Second, as I mentioned above, we may choose to eliminate HTTP for our
"local" library in order to improve performance. Even if Service Workers
get faster than they are now, they still impose an additional layer of
indirection (serialization/deserialization of all messages). They also
force us to deal with the limitations of the platform's HTTP support,
including the inability to send multiple messages as a response, and no
"push" events. While there are proposals to add support for these
things, I'd consider "using HTTP" to be premature at this point.

Finally, we might find that the established HTTP APIs for our domain are
missing features that we'd like to support in our app, at least for
local libraries. As an off-the-cuff example, suppose we added the
ability to edit metadata. If UPnP doesn't support that[2], it might
prove easier to handle that without going through an HTTP API. For a
single feature like this, it's probably easier to just add a proprietary
extension to UPnP and still use that, but if we end up with many such
features, it might be easier to just provide the front-end with direct
JS-based access to the back-end.

> This doesn’t make sense. If the back-end API is *not* HTTP, then what
> is the transport? We should not assume that client and server will
> always be on the same device if we want to scale up for the future.

"Server" and "backend" aren't quite the same thing. Even apps which
communicate with a server might have their own (local-only) backend. The
email app is a good example of this: MIME parsing is part of the
"backend", and yet it's something that you'd expect to run locally[3].
An HTTP API to parse MIME would just add complexity and a second parsing
step (to parse the JSON returned from HTTP).
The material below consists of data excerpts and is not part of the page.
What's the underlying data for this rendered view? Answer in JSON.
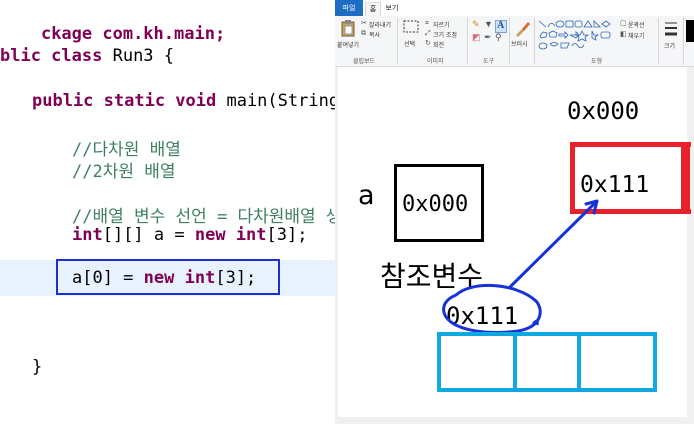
{
  "editor": {
    "lines": {
      "l1": "ckage com.kh.main;",
      "l2_kw": "blic class",
      "l2_rest": " Run3 {",
      "l3_kw1": "public static void",
      "l3_rest": " main(String",
      "c1": "//다차원 배열",
      "c2": "//2차원 배열",
      "c3": "//배열 변수 선언 = 다차원배열 생",
      "d1": "int",
      "d2": "[][] a = ",
      "d3": "new",
      "d4": " ",
      "d5": "int",
      "d6": "[3];",
      "h1": "a[0] = ",
      "h2": "new",
      "h3": " ",
      "h4": "int",
      "h5": "[3];",
      "brace": "}"
    }
  },
  "paint": {
    "tabs": {
      "file": "파일",
      "home": "홈",
      "view": "보기"
    },
    "ribbon": {
      "paste": "붙여넣기",
      "cut": "잘라내기",
      "copy": "복사",
      "clipboard": "클립보드",
      "select": "선택",
      "crop": "자르기",
      "resize": "크기 조정",
      "rotate": "회전",
      "image": "이미지",
      "tools": "도구",
      "brushes": "브러시",
      "outline": "윤곽선",
      "fill": "채우기",
      "shapes": "도형",
      "size": "크기"
    },
    "drawing": {
      "top_addr": "0x000",
      "var_name": "a",
      "var_value": "0x000",
      "ref_label": "참조변수",
      "red_value": "0x111",
      "circled_value": "0x111"
    },
    "colors": {
      "red": "#e8222a",
      "blue_ink": "#1733d6",
      "cyan": "#10a8e0",
      "highlight_box": "#1c2fd0"
    }
  }
}
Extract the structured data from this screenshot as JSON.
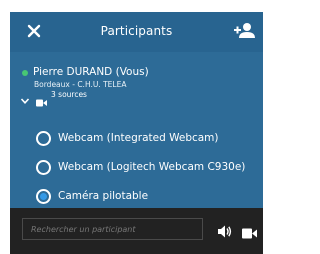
{
  "header": {
    "title": "Participants",
    "close_icon": "close-icon",
    "add_user_icon": "add-user-icon"
  },
  "participant": {
    "name": "Pierre DURAND (Vous)",
    "location": "Bordeaux - C.H.U. TELEA",
    "sources_label": "3 sources",
    "status_color": "#48c774",
    "sources": [
      {
        "label": "Webcam (Integrated Webcam)",
        "selected": false
      },
      {
        "label": "Webcam (Logitech Webcam C930e)",
        "selected": false
      },
      {
        "label": "Caméra pilotable",
        "selected": true
      }
    ]
  },
  "footer": {
    "search_placeholder": "Rechercher un participant",
    "speaker_icon": "speaker-icon",
    "camera_icon": "camera-icon"
  },
  "colors": {
    "panel": "#2d6b97",
    "header": "#286490",
    "footer": "#222222",
    "radio_selected": "#3399e6"
  }
}
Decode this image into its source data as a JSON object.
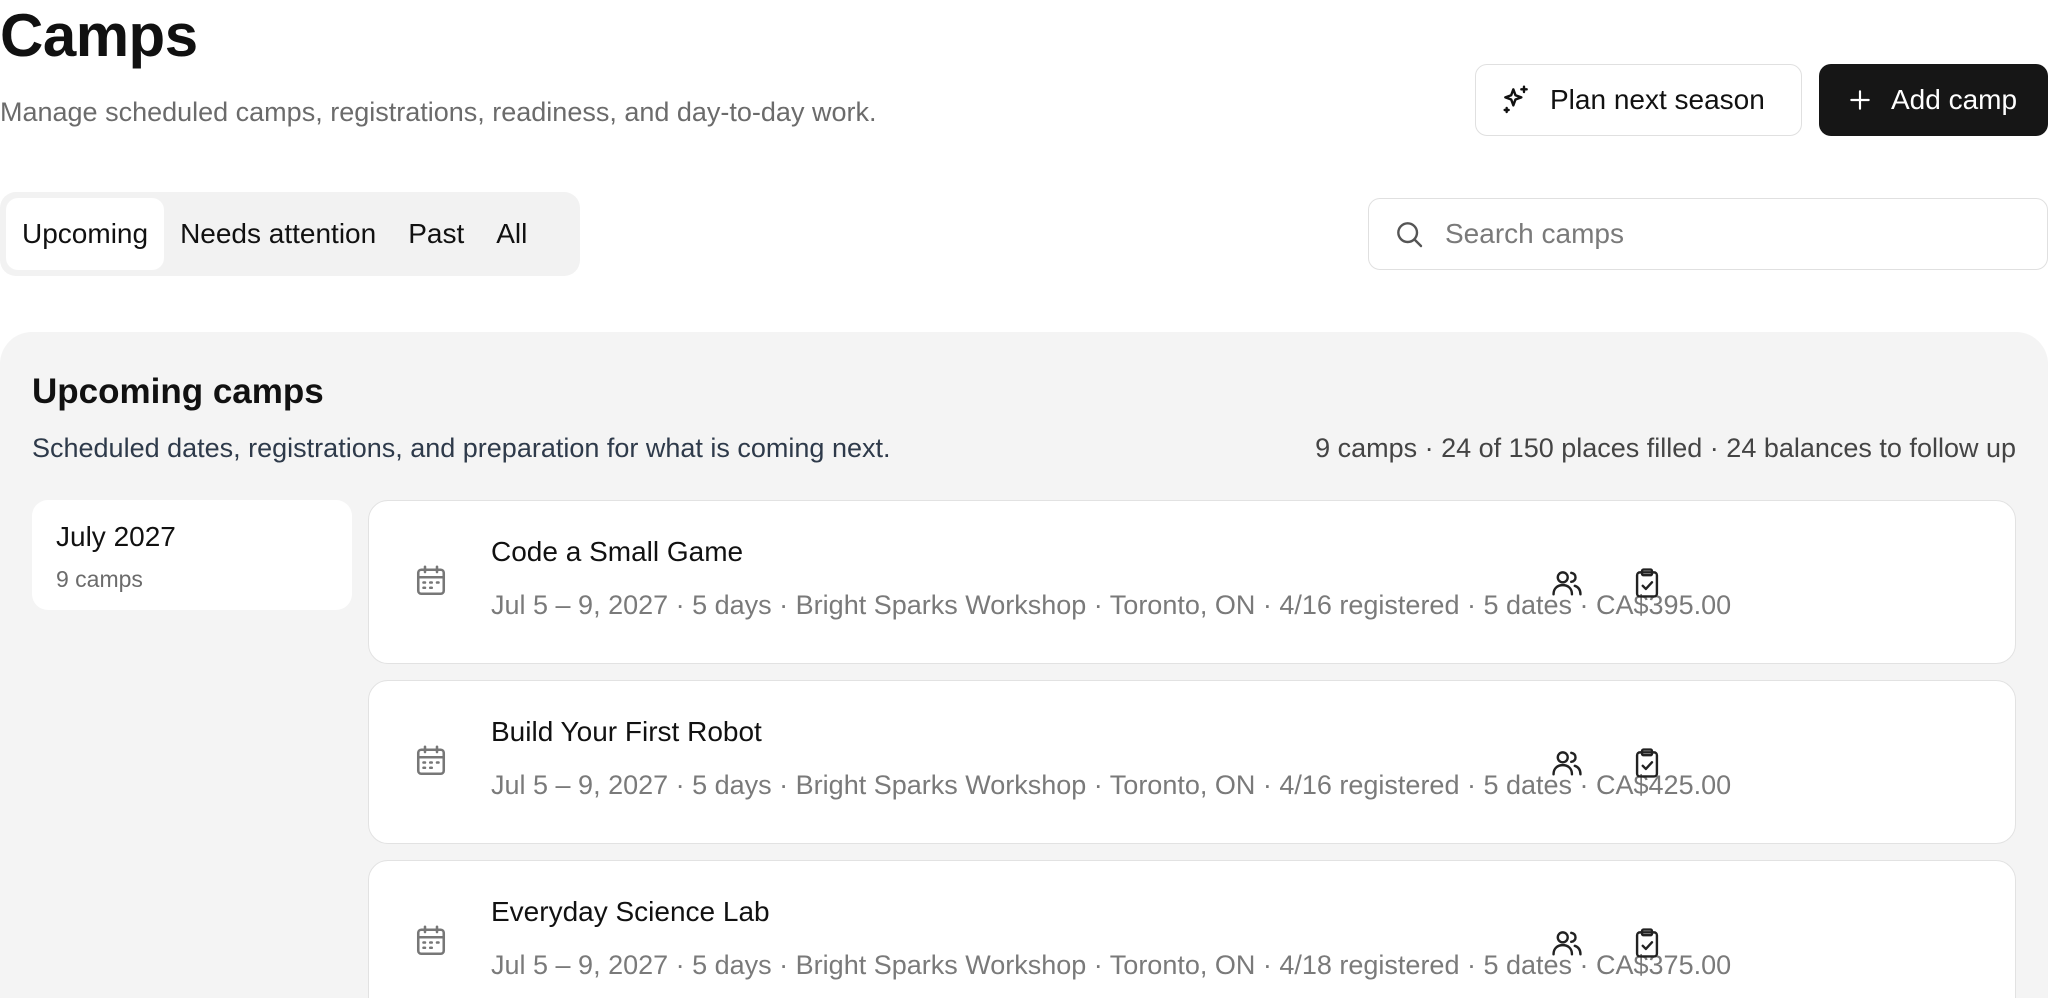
{
  "header": {
    "title": "Camps",
    "subtitle": "Manage scheduled camps, registrations, readiness, and day-to-day work."
  },
  "actions": {
    "plan_label": "Plan next season",
    "plan_icon": "sparkles-icon",
    "add_label": "Add camp",
    "add_icon": "plus-icon"
  },
  "tabs": [
    {
      "label": "Upcoming",
      "active": true
    },
    {
      "label": "Needs attention",
      "active": false
    },
    {
      "label": "Past",
      "active": false
    },
    {
      "label": "All",
      "active": false
    }
  ],
  "search": {
    "placeholder": "Search camps",
    "value": ""
  },
  "panel": {
    "title": "Upcoming camps",
    "subtitle": "Scheduled dates, registrations, and preparation for what is coming next.",
    "summary": "9 camps · 24 of 150 places filled · 24 balances to follow up"
  },
  "month_group": {
    "name": "July 2027",
    "count": "9 camps"
  },
  "camps": [
    {
      "name": "Code a Small Game",
      "meta": "Jul 5 – 9, 2027 · 5 days · Bright Sparks Workshop · Toronto, ON · 4/16 registered · 5 dates · CA$395.00"
    },
    {
      "name": "Build Your First Robot",
      "meta": "Jul 5 – 9, 2027 · 5 days · Bright Sparks Workshop · Toronto, ON · 4/16 registered · 5 dates · CA$425.00"
    },
    {
      "name": "Everyday Science Lab",
      "meta": "Jul 5 – 9, 2027 · 5 days · Bright Sparks Workshop · Toronto, ON · 4/18 registered · 5 dates · CA$375.00"
    }
  ],
  "colors": {
    "primary_button": "#161616",
    "panel_background": "#f4f4f4",
    "muted_text": "#7a7a7a"
  }
}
Except for very-simple apps, I expect that there will be lots of cases
like this: even when communicating with a Real Server, there's still a
fair bit of "backend" processing that makes the most sense to be done
locally. In these cases, an HTTP API provides little-to-no benefit.
However, splitting up the front-end and the back-end still provides
enormous benefit because it improves the readability, reliability, and
testability of our code.

- Jim

[1] These servers might even use different protocols, e.g. UPnP/DLNA,
Spotify, etc. In this case, a Javascript-based wrapper that unifies all
the different protocols into a common API would be really helpful.
[2] I don't think it does, but I haven't looked closely.
[3] You want the result of the MIME parsing to be a bunch of objects
(headers, bodies, etc) that you can pull from to render the message.